Okulumuz şehir merkezinden 10 km uzakta, sessiz sakin bir yerde.
Yurdu, yemekhanesi, bahçesi ve spor alanlarıyla öğrencilerin tercih ettikleri bir okuldur. İlçelerdeki ve köylerdeki yüksek puanlı öğrenciler okulumuzu genellikle öğrenci yurdu olduğu için tercih etmekteydi. Bu yıl 9. öğrencilerimiz, henüz çocukluk havasını üzerilerinden atamamış gibi görünüyorlardı. Okula uyum sağlayamayan öğrencilere yaptığımız uyarılar ve ferdî görüşmeler onların okula uyum sağlamalarına yardımcı oluyordu. Okulun açıldığı ilk gün öğrenciler, lisedeki derslerin ortaokul derslerine göre daha ağır olduğunu anladı. Öğretmenlerin önemsediği sabah ve akşam etütleri öğrencilerin derslere ısınmalarını sağlıyordu. Bir ay sonra 9. sınıf öğrencileri nihayet liseli öğrenciler gibi davranmaya başlamışlardı. Öğrenciler okul kurallarına uyar duruma gelmişti. Arkadaşlarından birkaç yaş büyük Mehmet Can dışında bütün öğrenciler normale dönmüştü. Mehmet Can yurda saatinde gelmez, derslere ise öğretmenlerden sonra girerdi. Öğretmenler derslere geç gelmeyi alışkanlık haline getiren Mehmet Can’ın durumunu okul idaresine bildirdiler. Öğretmenler, Mehmet Can’ın okuldaki çalışma düzenini bozduğunu, derslerde öğretmenlere karşı dik başlı davrandığını defalarca okul idaresine söyledi. Mehmet Can, aykırı davranışlarından dolayı kısa sürede okulda tanınan biri olmuştu. Mehmet Can’la ilgili şikâyet dosyası gün geçtikçe kabarmıştı. Okul müdürü olarak öğretmenlerinin yoğun şikâyeti üzerine Mehmet Can’la özellikle ilgileneceğimi söyledim. Mehmet Can’ı teneffüste, sınıfta, yurda giriş-çıkışlarında izlemeye başladım. Mehmet Can’ın davranışlarının iyi olmadığını gördüm. Artık Mehmet Can, benim öncelikli işim olmuştu. Mehmet Can’ın derslere çalışmamasına rağmen, ders notlarının kötü olmaması dikkatimi çekmişti. Mehmet Can, yaşının verdiği güçle kurallara uymak istemiyordu. Ailenin en küçük çocuğuydu. Evde her istediği yapılmış, şımarık bir çocuk olarak büyütülmüştü. İstediği zaman yurda ve derslere gitmek, kafasına göre takılmak istiyordu. Kuralları, disiplinli hayatı kabul etmek istemiyordu. Okuldaki bütün işlerimi bıraktım; Mehmet Can’ın peşine düştüm. Önce odama çağırdım onunla okulun kuralları hakkında konuştum. Ona zamanında derse girmesini ve yurda saatinde gelmesini söyledim. Bana bir daha geç kalmayacağına dair söz vermesine rağmen bildiğinden şaşmadı. Mehmet Can, artık her geç kaldığında karşısında beni buluyordu. Birkaç gün sonra Mehmet Can babasıyla odama geldi.

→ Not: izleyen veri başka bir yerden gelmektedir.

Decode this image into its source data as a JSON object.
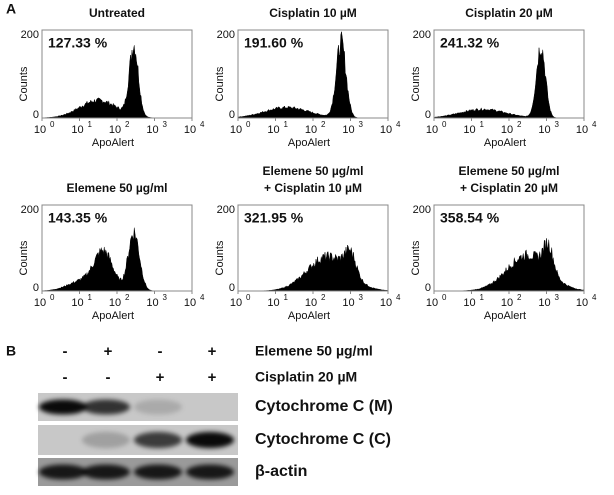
{
  "panel_a": {
    "label": "A",
    "x_label": "ApoAlert",
    "y_label": "Counts",
    "y_ticks": [
      "0",
      "200"
    ],
    "x_tick_base": "10",
    "x_tick_exponents": [
      "0",
      "1",
      "2",
      "3",
      "4"
    ],
    "plots": [
      {
        "title": [
          "Untreated"
        ],
        "percent": "127.33 %"
      },
      {
        "title": [
          "Cisplatin 10 µM"
        ],
        "percent": "191.60 %"
      },
      {
        "title": [
          "Cisplatin 20 µM"
        ],
        "percent": "241.32 %"
      },
      {
        "title": [
          "Elemene 50 µg/ml"
        ],
        "percent": "143.35 %"
      },
      {
        "title": [
          "Elemene 50 µg/ml",
          "+ Cisplatin 10 µM"
        ],
        "percent": "321.95 %"
      },
      {
        "title": [
          "Elemene 50 µg/ml",
          "+ Cisplatin 20 µM"
        ],
        "percent": "358.54 %"
      }
    ]
  },
  "panel_b": {
    "label": "B",
    "treatments": [
      {
        "name": "Elemene 50 µg/ml",
        "signs": [
          "-",
          "+",
          "-",
          "+"
        ]
      },
      {
        "name": "Cisplatin 20 µM",
        "signs": [
          "-",
          "-",
          "+",
          "+"
        ]
      }
    ],
    "bands": [
      "Cytochrome C (M)",
      "Cytochrome C (C)",
      "β-actin"
    ]
  }
}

Babası suratı asık sinirli bir ses tonuyla:
“Öğrencimi bu okuldan almak istiyorum!” dedi.
Şaşırmıştım, veliye öğrencisini imkânları ve eğitimi iyi olan bu okuldan niye almak istediğini sordum. Babası bir an durdu.

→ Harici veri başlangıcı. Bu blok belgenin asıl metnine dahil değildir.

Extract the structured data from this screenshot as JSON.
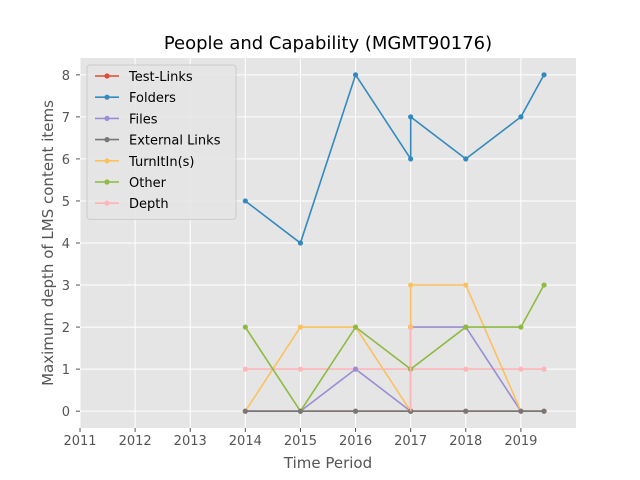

Sinirlerine hâkim olmak isteyen biri gibi kısık bir sesle: “Müdür Bey! Öğrencim sizden memnun değil. Okulda ona nefes dahi aldırmadığınızdan bunaldığını söylüyor. Bundan dolayı çocuğumu ilçemizdeki liseye alacağım. Mehmet Can, günlerdir bizi telefonla arayarak ben bu okulda okumak istemiyorum, beni bu okuldan alın, diyor. Eğer beni bu okulda kalmaya zorlarsanız, okulu bırakıp bu memleketten kaçacağım!” diyor, Müdür Bey. Siz söyleyin, ben ne yapabilirim ki?” dedi.
Babasının zor durumda olduğunu anlamıştım.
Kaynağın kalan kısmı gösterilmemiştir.